The political landscape has deeply divided us. But we can salvage frayed relationships using the techniques from the Families and Politics workshop sponsored by the national nonprofit Braver Angels:
Watch your words and don't escalate. When you call a friend or family member "a moral monster," it's hard to come back from that. Treat them as people, not opponents.
Bring an attitude of curiosity rather than persuasion. Don't evangelize. Recognize that you have little to no ability to change someone's mind and give up any effort to try to do it. Respect other people's right to have their own views.
Family members are consistent and predictable. Because you know them, you can practice and prepare on how to respond. Observe them assuming their roles, from those who agitate to those who pacify. Contemplate your own role and ask yourself if it's productive.

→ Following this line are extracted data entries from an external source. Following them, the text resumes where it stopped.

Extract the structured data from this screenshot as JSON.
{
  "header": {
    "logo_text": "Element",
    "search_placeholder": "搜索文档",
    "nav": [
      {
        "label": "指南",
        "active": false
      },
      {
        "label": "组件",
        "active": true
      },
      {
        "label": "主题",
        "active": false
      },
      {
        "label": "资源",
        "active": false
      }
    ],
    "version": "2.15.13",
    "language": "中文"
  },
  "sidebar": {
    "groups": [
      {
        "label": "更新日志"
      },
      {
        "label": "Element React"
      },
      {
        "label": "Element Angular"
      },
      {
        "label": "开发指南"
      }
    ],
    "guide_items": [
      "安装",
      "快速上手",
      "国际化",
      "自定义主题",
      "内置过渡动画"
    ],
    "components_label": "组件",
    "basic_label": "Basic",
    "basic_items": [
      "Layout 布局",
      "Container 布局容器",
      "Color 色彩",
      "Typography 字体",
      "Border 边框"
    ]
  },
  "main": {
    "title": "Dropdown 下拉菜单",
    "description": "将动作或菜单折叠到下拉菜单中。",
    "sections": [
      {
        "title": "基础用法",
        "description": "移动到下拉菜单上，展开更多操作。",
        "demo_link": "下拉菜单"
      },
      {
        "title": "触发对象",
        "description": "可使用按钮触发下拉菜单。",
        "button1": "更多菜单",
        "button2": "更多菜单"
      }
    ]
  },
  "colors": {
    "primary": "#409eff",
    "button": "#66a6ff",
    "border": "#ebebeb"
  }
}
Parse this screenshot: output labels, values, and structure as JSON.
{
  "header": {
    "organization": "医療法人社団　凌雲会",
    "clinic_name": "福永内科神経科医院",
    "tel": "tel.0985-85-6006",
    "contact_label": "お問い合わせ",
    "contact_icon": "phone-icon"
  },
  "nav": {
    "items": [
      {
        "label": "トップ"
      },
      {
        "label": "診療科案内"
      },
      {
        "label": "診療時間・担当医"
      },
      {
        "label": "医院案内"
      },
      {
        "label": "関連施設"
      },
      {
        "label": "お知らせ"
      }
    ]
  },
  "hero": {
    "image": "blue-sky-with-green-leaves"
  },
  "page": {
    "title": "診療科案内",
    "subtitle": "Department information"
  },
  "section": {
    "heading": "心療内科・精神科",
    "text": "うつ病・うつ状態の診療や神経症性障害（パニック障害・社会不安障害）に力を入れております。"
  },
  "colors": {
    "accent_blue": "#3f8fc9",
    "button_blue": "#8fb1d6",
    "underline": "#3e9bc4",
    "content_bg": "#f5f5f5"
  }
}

Acknowledge that you and your family member have longstanding differences. Rants only lead to more rants.
Think about how those you care about but disagree with will view your social media presence. William Doherty, a University of Minnesota professor and founder of Braver Angels, said inflammatory posts and tweets have only deepened the divide. Don't post a hostile message that adds to the polarization. And don't tell followers to "Unfriend me now" if they don't share your viewpoint.
Recognize that political divisions didn't happen overnight or in a vacuum. Historically the fracturing process has been going on for 30 years or more.